Time magazine recently came out with an article titled How Evangelicals are Changing their Minds on Gay Marriage.
It’s pretty hard to overstate the importance and effect of the great shift that is going on in the Christian world. Of course it has caused massive debates and splits among families, friends, congregations, and even church denominations.
I was taught that gays and lesbians are living in “sin” and should be confronted with this truth. In my church tradition (and many that I was surrounded by) the LGBTQ community were thought of as another issue and reason for the relativism and decline of morality in American society.
I am fully open and affirming and believe that all LGBTQ people should not only be welcomed in our churches, but their marriages should be blessed and they should be allowed into all levels of leadership within church.
How did I get here?
It’s a long journey but I will try to highlight the major points.
First, I was on a personal journey where I began to ask questions and wrestle through many of the assumptions, doctrines, and worldviews that was passed down to me as a child. I came to very different conclusions on a number of issues which I think lead to an openness to question and wrestle through homosexuality.
Second, I met with a gracious friend who challenged many of the assumptions and reasons given to me as to why homosexuality was wrong. While I knew my journey would eventually take me to engage with this, this shoved it into the forefront and I could not longer ignore or postpone it’s importance.
Third, I read through and researched the half of dozen Scriptures that have been used to teach homosexuality is wrong. I realized several things. Jesus never spoke about homosexuality. The few Scriptures (and it’s amazing how few there are) that are translated into English as homosexuality have nothing to do with two adults in a committed relationship of fidelity. There’s a lot I could go into here, but the first century had no context for a committed, adult, same sex relationship. Sure they had a context for male prostitution, adult men raping young boys (pedophilia), and same sex relations outside of committed relationships most often in the form of an act of worship to a god, but they did not, and could not fathom what we currently know as homosexuality in the 21st century.

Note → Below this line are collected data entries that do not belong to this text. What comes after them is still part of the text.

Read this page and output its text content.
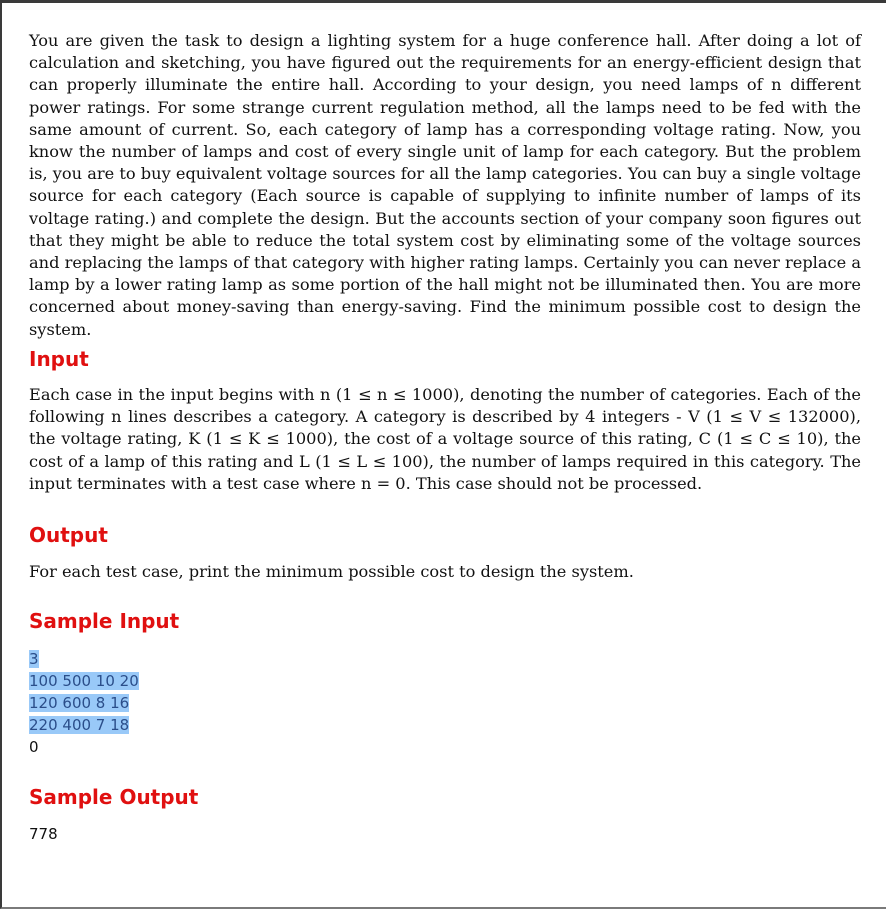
You are given the task to design a lighting system for a huge conference hall. After doing a lot of calculation and sketching, you have figured out the requirements for an energy-efficient design that can properly illuminate the entire hall. According to your design, you need lamps of n different power ratings. For some strange current regulation method, all the lamps need to be fed with the same amount of current. So, each category of lamp has a corresponding voltage rating. Now, you know the number of lamps and cost of every single unit of lamp for each category. But the problem is, you are to buy equivalent voltage sources for all the lamp categories. You can buy a single voltage source for each category (Each source is capable of supplying to infinite number of lamps of its voltage rating.) and complete the design. But the accounts section of your company soon figures out that they might be able to reduce the total system cost by eliminating some of the voltage sources and replacing the lamps of that category with higher rating lamps. Certainly you can never replace a lamp by a lower rating lamp as some portion of the hall might not be illuminated then. You are more concerned about money-saving than energy-saving. Find the minimum possible cost to design the system.

Input

Each case in the input begins with n (1 ≤ n ≤ 1000), denoting the number of categories. Each of the following n lines describes a category. A category is described by 4 integers - V (1 ≤ V ≤ 132000), the voltage rating, K (1 ≤ K ≤ 1000), the cost of a voltage source of this rating, C (1 ≤ C ≤ 10), the cost of a lamp of this rating and L (1 ≤ L ≤ 100), the number of lamps required in this category. The input terminates with a test case where n = 0. This case should not be processed.

Output

For each test case, print the minimum possible cost to design the system.

Sample Input
3
100 500 10 20
120 600 8 16
220 400 7 18
0
Sample Output
778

Fourth, I took time to listen to those on both sides of the debate (and in many areas in the middle). I did this by reading books, articles, blogs, and listening to the very real struggle of those who have endured years of shame, guilt, and oppression by people including the church. I’m lucky and thankful that I live in a time where information is much more available than has ever previously been. I learned that science shows that same sex attraction is not just a choice (I’m sure I did not willfully choose to be attracted to the opposite sex). I also learned, to my own shame and guilt, of how destructive the church has been to so many esp in the form of reparative therapy (conversion therapy). I heard story after story of those who were taught that same sex attraction was wrong and tried to fix it, pray against it, and go through months of different counseling and therapy sessions which did not change them. If it really was a choice, why would so many willingly go through hell? It just didn’t make sense.
Lastly, I sought forgiveness for the ways I had been a part of shaming and excluding people from the church. I had done this in many ways, but I know there was at least one person in particular that I treated in a very self-righteous manner.
In the end I concluded that I cannot be certain about a whole lot of things, but I am personally under the conviction that God loves and accepts everyone, including people in the LGBTQ community completely as they are and invites us to do the same. I committed that if I err, I would err on the side of love, compassion, and inclusion since these are the main ways I see God and want to reflect this to others. I also witnessed the ways that God and Scripture were used to shame, guilt, oppress and exclude these people from God’s love, and reflected upon the ways I had been a part of this as well. In all of these ways it just seems to be to be so contrary to the way and teaching of Jesus.
I will not exclude people – this includes anyone who is queer. I will be a part of a church that not only blesses same sex marriages, but also allows anyone in the LGBTQ community into leadership and service at the highest levels of the church. Since this journey started, I have met many wonderful people in the LGBTQ community including fellow seminarians, friends, leaders, and pastors who are doing some wonderful work in the world. If this is you…you inspire me!
In the mean time, I think we should be full of grace to those who differ on this.
It is a difficult process to think through and complex in nature, especially if you are like me and were taught homosexuality was wrong all your life. I hope we can lay aside name calling from both sides (e.g. bigot, heretic, anti-christian, homophobic, self-righteous) and allow God’s spirit to work in the lives of our friends. I think we should still push this forward as it is important and causes so much pain and grief, but we should do so with grace and humility and not anger or hatred. If you are on this journey and still not sure what you think, my encouragement to you would be to continue on the journey (it takes time). Explore all angles. Read books, watch interviews, look at science, the Scripture, and the reasoning behind it. Talk to your LGBTQ friends, if you don’t have any, find someone and listen to their story (this above all else, will be the most helpful).
May we have love, grace, and compassion with others as we journey into the future.